Variation and Process Design

As a businesses grow they often try to find economies of scale in their processes. In this case we are defining a process as the steps needed to transform some set of inputs into a product, or output. As volumes grow there is an opportunity to improve your efficiency by splitting tasks between different groups and allowing specialization.

A simple example can illustrate this effort. Imagine you are an entrepreneur manufacturing a product. Your first prototype is probably built from start to finish by one person, perhaps in your garage. As time goes on and your product gains traction in the market you could begin to split up the tasks into an assembly line, allowing for more efficiency as total production volumes increase.

Once you decide to split up the processes involved in producing an item you often then look to design sub processes that are “efficient”. What do we mean by efficient? Let’s start by considering a simple model of what the business is trying to do. We can say that the business is trying to maximize their profits, and that profits are equal to sales revenue minus the cost of making the product. When designing a process we can’t impact sales (at least not directly) but we can impact the cost of producing the good. Because of this, most process design is an exercise in minimizing cost. We say that a process that costs less than another process is more efficient.

Practically how does this play out? Often a team will build an excel model of different options for how to complete a process. They’ll then estimate the average value of some inputs and plug them into their model. Whichever process has the lowest average cost is generally selected. Then the team implements the process and often finds that the realized cost after implementation is higher than what they estimated. Why does this happen and is there a better approach?

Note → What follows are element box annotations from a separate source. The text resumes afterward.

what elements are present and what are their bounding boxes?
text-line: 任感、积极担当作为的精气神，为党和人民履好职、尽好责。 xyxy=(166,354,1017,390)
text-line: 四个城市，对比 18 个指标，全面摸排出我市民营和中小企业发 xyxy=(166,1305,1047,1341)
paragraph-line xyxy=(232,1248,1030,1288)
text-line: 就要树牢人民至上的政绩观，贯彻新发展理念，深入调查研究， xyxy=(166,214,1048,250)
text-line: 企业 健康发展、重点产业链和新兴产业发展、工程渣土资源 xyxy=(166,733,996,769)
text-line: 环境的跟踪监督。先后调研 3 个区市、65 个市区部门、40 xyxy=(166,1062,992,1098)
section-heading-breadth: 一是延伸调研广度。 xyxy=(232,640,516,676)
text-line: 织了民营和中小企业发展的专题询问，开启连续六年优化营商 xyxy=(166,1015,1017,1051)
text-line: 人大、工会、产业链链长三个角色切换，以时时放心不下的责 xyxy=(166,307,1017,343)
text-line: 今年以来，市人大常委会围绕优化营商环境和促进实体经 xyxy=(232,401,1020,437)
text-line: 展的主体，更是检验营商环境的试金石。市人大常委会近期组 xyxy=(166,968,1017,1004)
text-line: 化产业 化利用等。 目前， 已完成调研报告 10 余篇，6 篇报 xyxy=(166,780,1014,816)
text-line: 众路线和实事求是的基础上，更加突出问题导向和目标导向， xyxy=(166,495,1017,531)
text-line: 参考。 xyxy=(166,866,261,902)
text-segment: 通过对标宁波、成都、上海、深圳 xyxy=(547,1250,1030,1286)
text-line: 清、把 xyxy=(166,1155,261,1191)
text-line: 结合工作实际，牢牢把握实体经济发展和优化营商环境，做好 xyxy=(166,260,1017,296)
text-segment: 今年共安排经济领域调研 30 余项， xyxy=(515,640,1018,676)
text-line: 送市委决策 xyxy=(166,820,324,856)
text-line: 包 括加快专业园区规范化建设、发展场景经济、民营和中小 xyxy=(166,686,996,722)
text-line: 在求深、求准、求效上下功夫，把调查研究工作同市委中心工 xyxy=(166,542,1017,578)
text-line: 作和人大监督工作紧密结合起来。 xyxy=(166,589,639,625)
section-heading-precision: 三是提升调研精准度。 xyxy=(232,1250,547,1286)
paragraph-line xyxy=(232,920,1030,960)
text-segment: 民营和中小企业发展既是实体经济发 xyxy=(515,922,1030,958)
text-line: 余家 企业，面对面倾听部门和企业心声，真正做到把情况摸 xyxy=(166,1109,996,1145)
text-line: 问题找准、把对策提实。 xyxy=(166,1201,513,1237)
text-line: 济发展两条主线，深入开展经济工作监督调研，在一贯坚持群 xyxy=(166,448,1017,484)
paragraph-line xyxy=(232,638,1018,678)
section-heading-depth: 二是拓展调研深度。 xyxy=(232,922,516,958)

Various process improvement methods, like Lean and Six Sigma, propose that variation is what causes the difference between expected process performance and actual process performance. Most of the time they never actually say why that is the case though. They treat that idea as almost axiomatic. However, there is a simple explanation for the impact of variation on process results. In general, the delta in expected versus actual process performance is due to ignoring the impact of variation on process design. I’ll propose a different approach to process improvement and show how incorporating an understanding of variation of inputs into process design can lead to better results.

The first step when comparing different options for process is to develop a cost function for each potential sequence of steps that will be taken by a person. This cost function should incorporate the key variables that will impact cost, and ignore any minor details. For example, say there are 3 variables that impact the cost of a process: x, y and z. If the majority of the cost is driven by variable x, you’re generally better off focusing on that variable. A model is supposed to be a simplified version of the real world. In this case let’s imagine that variable x is the key factor impacting process costs. We develop two processes and estimate a cost function for each process. We model the cost as a function of a parameter x.

The first process has the following cost function:

And the second process has the following cost function:

We can graph both functions in the coordinate plane where the vertical axis is cost and the horizontal axis is the input x.

If we backtrack for a minute to the excel scenario we can make a few observations. If the average x is 20 and we put that number in our spreadsheet we will select the process outlined in red (process 1) as the most efficient process. Is it though? The key insight here is that x is generally a random variable. Because of that the actual average cost will be dependent on the variation we see in x.

A simple integration could give us the average cost of processing a good based on a range of values of x. For example, if x uniformly varies from 15 to 25 than the average cost for process 1 will be the area A plus C. The average cost for process 2 will be the area of A plus B. While an integration would get us the answer for average cost it can sometimes be more intuitive to simulate X and look at the results.

In the following chart we show a time series of simulated X variables. We assume that on average X is 20, X is normally distributed, and has a standard deviation of 3.

If we calculate the average cost of our process based on this random variable X we get 163.9 for process 1 (reminder: in red above). However, if we run the same cost analysis on the second process we get an average cost of 111.4. How does this happen? Once the variation is taken into account the second process (in blue) actually has a lower average cost. The variation in the input x is very important. In this case the average cost is impacted by the times that x drifts to away from the optimal value at 20.

What if we run this analysis for multiple types of X, starting with a standard deviation of 0 and working our way up? If we plot both average costs we may find something interesting.

Again, process 1 is in red and the curve shows the average processing cost at different levels of variation for the random variable of x. We find that as long as the variation of the x is below 2.5 the average cost for process 1 is less than the average cost for process 2. Once the standard deviation in x rises above 2.5 we would be better using process 2 even though the cost of process 2 at an average value of X is higher than the cost of process 1 at the average X. To put this another way, the cost of a process at the average of an input value does not equal the average cost of the process! This is really important!

Another key point is that the cost of both processes increases as the variation in x increases. In both cases x always has an average value of 20. The only thing that changes is the standard deviation of x. As the variation in x increases the cost of both processes also increases. However, process two, which has a much flatter cost curve than process one, increases cost at a lower rate. We call this “flatness” in the curve “process flexibility”.

There are a few key takeaways from this simple example. First, we have to understand the cost curve of a potential process, not just the cost at the average value of an input. Second, the reason process improvement focuses on reducing variation is that reducing variation really does lead to lower average costs! Third, the flatter our cost curve the more flexible the process is and that flexibility leads to real impacts on average cost. And remember, to maximize profits we have to minimize cost!